Over the past year, convention-goers have become more vocal about the kinds of harassment that exist on the show floors. There was Mandy, the Black Cat cosplayer who spoke up when she was pulled aside for a video interview only to be grilled about her cup size. There were the women at Defcon armed with cards to remind men when their behavior is becoming inappropriate. There was the cosplayer who wrote an open letter to the "butt photographer" at Comikaze. Nerd Reactor writer Genevieve LeBlanc recounted her personal experiences with convention harassment. Comedian Andre Medows went off on "creeper" photographers after one approached his friend. There's even a group, Con Anti-Harassment Project, that's urging conventions to take a strong stance against harassment. Most recently, a group of Australian cosplayers put together the video "How to Avoid Being Branded a Convention Creeper."
Conventiongoers are speaking out and the people who put together these events have noticed. "Education, printing [the harassment policy] in the program book, is absolutely imperative," says Chaz Boston Baden, chairman of Anime Los Angeles. "Reinforcing it at the staff meetings is part of that. If you see something going on, tell them to knock it off. Tell ops to boot them."
"We have to, as a little microsociety, and as a society in general, know that we need to take care of us," Baden explains. "If someone's being beastly and his friend calls him on it, or her friend as the case may be, that's going to help correct their behavior. It's certainly not the victim's responsibility to correct the perpetrator. It's the perpetrator's responsibility to not be a cad, not to take liberties with your person and not to get in your face and not to try to get up-skirt photos."

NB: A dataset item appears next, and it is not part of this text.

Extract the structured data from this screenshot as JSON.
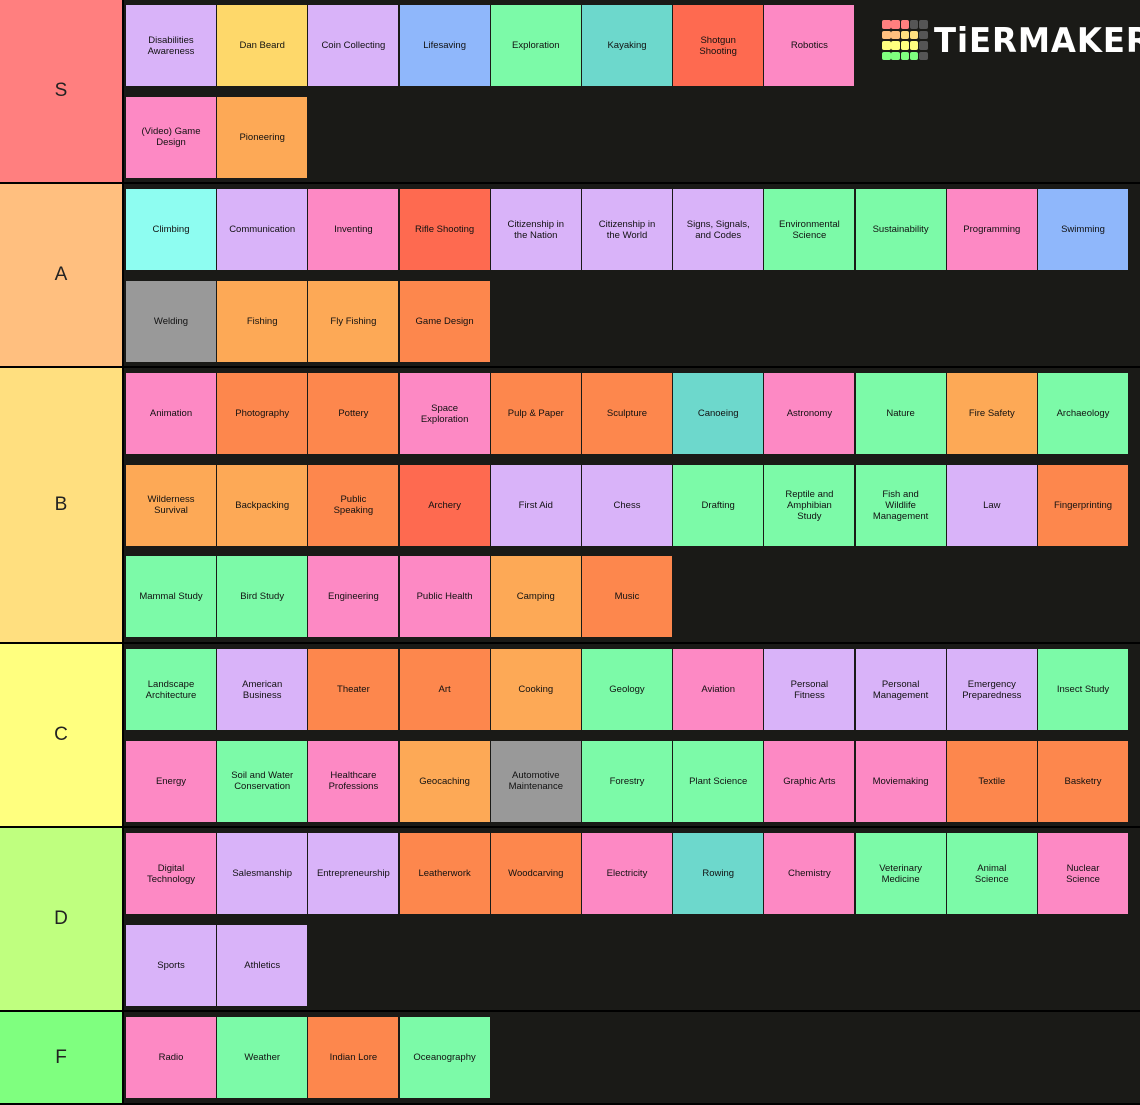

ALA isn't the only local anime convention to have an explicit policy about harassment. Per its website, Anime Expo prohibits "physically or verbally threatening, annoying, harassing, stalking, pushing, shoving or use of physical force, or offending any person; which in any way creates a disturbance that is disruptive or dangerous," as well as "any boisterous, lewd or offensive behavior or language, using sexually explicit or offensive language or conduct, or profanity, obscene gestures or racial, religious or ethnic slurs."
Pacific Media Expo, the annual Asian pop culture convention that takes place in Los Angeles, makes a simple but effective statement about harassment on its website. "We encourage all attendees to be creative and have fun, but having fun does not require leaving one's maturity and social propriety at the door," it reads. "If you experience harassment from other attendees, you are welcome to report it to PMX Security." While these aren't necessarily new rules, it's important for the conventions to reiterate them now that harassment is a hot topic.
"The number of 'con creepers' may be growing, but cosplayers may now feel more open dishing about 'con creepers,'" PMX's industry liaison, Amanda Badillo, says via email. "Knowing that they aren't alone, they're more likely to open up to friends and groups on the Internet as to the kinds of 'creepers' they've dealt with, warn others about 'serial creepers' and giving advice as to how to deal with them."
Harassment is usually defined in terms of action or words. Now that virtually every cellphone is equipped with a camera, though, I have to wonder if photography can be construed as harassment. Specifically, I'm referring to ongoing complaints from cosplayers about people who try to sneak photos of their backsides.
"I feel that those kind of photos can also be seen as harassment," Badillo responds. "It can be extremely embarrassing. What if the photos were to end up on the Internet?"
She continues, "Simply put yourself in their shoes -- how awkward would you feel if you were to find comments directed toward a photo of your backside?"
Both Badillo and Baden reference a phrase that has been used frequently in the con scene, "Cosplay is not consent." Badillo also makes note of the related "Costumes are not consent" sign that was photographed at CONvergence last year and made the rounds on Tumblr. "Just because someone chooses to wear a costume doesn't allow other attendees to harass them in any way they'd like," Badillo says.
What's the best way to deal with harassment at a con? Report it. "Should an attendee feel harassed in any way, they should [find] any available staff member or visit the security team/convention operations to speak with someone about the situation," Badillo says. That advice should hold true at any convention.
"We have kicked out people," Baden says. "I will kick people out. There's no point in having a policy that has no teeth."